Tuesday will also see back-to-back special addresses: the first from Chinese premier Li Qiang and a chaser from Ursula von der Leyen, president of the European Commission. Following them in the afternoon is Volodymyr Zelenskyy, the Ukrainian president.

‘Re-evaluation of sourcing’

Supply chains in the energy sector will also be in focus on Wednesday, as an ‘Energy amid Rivalry’ session sees China Global Television Network host Tian Wei talk energy supply with panellists including Mitsubishi chairman Shunichi Miyanaga and European Commissioner for Energy Kadri Simson.

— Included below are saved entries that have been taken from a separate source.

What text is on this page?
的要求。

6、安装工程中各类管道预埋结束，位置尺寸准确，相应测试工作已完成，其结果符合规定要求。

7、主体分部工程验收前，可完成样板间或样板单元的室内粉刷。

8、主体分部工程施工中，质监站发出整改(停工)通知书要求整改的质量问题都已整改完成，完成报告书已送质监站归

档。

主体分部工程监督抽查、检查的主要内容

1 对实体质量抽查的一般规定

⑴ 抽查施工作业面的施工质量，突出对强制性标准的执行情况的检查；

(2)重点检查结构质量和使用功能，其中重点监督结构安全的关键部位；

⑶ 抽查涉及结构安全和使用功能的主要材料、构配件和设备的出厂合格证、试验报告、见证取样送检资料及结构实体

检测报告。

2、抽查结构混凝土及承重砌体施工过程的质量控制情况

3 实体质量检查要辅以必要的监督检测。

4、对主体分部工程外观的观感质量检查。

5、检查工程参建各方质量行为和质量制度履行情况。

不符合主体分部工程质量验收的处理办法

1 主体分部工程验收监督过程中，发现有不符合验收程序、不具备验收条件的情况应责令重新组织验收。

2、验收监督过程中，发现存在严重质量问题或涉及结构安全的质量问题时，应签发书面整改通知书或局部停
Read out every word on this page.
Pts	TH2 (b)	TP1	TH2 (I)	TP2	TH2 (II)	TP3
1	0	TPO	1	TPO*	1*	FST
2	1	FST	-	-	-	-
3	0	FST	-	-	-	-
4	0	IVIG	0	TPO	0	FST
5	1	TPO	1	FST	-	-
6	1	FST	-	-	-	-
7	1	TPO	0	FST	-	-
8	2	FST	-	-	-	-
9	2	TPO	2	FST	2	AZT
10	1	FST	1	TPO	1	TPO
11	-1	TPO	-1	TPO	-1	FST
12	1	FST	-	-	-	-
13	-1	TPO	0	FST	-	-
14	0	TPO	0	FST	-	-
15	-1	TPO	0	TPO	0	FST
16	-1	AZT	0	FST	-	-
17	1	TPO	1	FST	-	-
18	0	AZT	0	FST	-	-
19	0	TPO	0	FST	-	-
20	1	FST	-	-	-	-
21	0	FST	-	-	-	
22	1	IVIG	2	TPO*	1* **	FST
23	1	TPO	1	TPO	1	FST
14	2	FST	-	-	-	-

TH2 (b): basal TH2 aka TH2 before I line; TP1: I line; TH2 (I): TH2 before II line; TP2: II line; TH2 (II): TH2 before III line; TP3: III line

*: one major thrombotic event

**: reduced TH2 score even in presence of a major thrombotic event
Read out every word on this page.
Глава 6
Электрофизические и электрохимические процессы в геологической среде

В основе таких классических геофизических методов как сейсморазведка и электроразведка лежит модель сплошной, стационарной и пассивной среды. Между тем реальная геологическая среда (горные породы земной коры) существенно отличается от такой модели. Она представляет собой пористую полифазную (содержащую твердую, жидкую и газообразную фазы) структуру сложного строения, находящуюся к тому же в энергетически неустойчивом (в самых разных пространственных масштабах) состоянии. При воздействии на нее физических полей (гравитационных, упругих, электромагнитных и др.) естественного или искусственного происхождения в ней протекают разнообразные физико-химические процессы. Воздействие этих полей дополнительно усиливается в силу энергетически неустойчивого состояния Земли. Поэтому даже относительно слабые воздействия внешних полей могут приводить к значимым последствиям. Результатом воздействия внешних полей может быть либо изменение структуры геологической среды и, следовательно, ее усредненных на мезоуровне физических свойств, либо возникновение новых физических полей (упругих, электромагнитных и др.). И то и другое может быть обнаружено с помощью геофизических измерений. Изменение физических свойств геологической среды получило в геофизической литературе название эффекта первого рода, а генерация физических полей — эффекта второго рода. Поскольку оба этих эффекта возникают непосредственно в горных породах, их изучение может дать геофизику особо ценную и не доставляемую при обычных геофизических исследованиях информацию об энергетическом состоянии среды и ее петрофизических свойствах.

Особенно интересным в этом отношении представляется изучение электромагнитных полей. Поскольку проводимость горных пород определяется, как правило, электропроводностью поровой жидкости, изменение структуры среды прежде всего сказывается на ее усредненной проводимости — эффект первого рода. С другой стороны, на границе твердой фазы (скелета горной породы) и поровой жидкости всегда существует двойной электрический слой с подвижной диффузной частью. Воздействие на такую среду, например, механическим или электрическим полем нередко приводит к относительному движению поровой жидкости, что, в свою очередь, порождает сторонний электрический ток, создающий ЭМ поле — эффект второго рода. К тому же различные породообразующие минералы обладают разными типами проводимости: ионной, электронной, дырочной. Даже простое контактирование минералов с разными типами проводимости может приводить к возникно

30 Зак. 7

They’re set to discuss the resilience of supply chains in the sector given increasingly turbulent geopolitics in a session dubbed a “must-watch” by the WEF team.

The third day of the event will see attentions turned more fully in the direction of trade, as the event’s ‘Supply Chains of the Future’ session looks at how geopolitics, automation and  “changing labour costs” are sparking a “profound re-evaluation of sourcing strategies”.

The session, where speakers include Johnson and Johnson chief technical operations and risk officer Kathy Wengel and Saudi industrial minister Bandar Alkhorayef, will examine what underlies current supply chain strategies as well as “what trade reconfiguration scenarios might impact these strategies in the short and long term”.

Trade could be on the agenda later that day, too, as Argentinian president Javier Milei delivers his own address at a time when EU-Mercosur trade negotiations are proving turbulent, as reported recently by the Daily Update.

Decarbonisation and tech

The subject of AI and technology returns on Thursday, as OpenAI CEO Sam Altman, UK chancellor Jeremy Hunt and Accenture CEO Julie Sweet participate in a session on technology in a turbulent world, looking at issues such as safety and how tech can “amplify our humanity”.

Another interesting session that might yield geopolitical trends from a major global hotspot will be a conversation with Iraqi PM Mohammed Shyaa Al Sudani, hosted by Politico founding editor John Harris.

The future economy

Davos will finish strong, with its Global Economic Outlook.

A star-studded panel, headlined by Kristalina Georgieva, managing director of International Monetary Fund, and Christine Lagarde, president of the European Central Bank, will look at the future of growth and provide an update on what policy-makers expect from the global economy in 2024.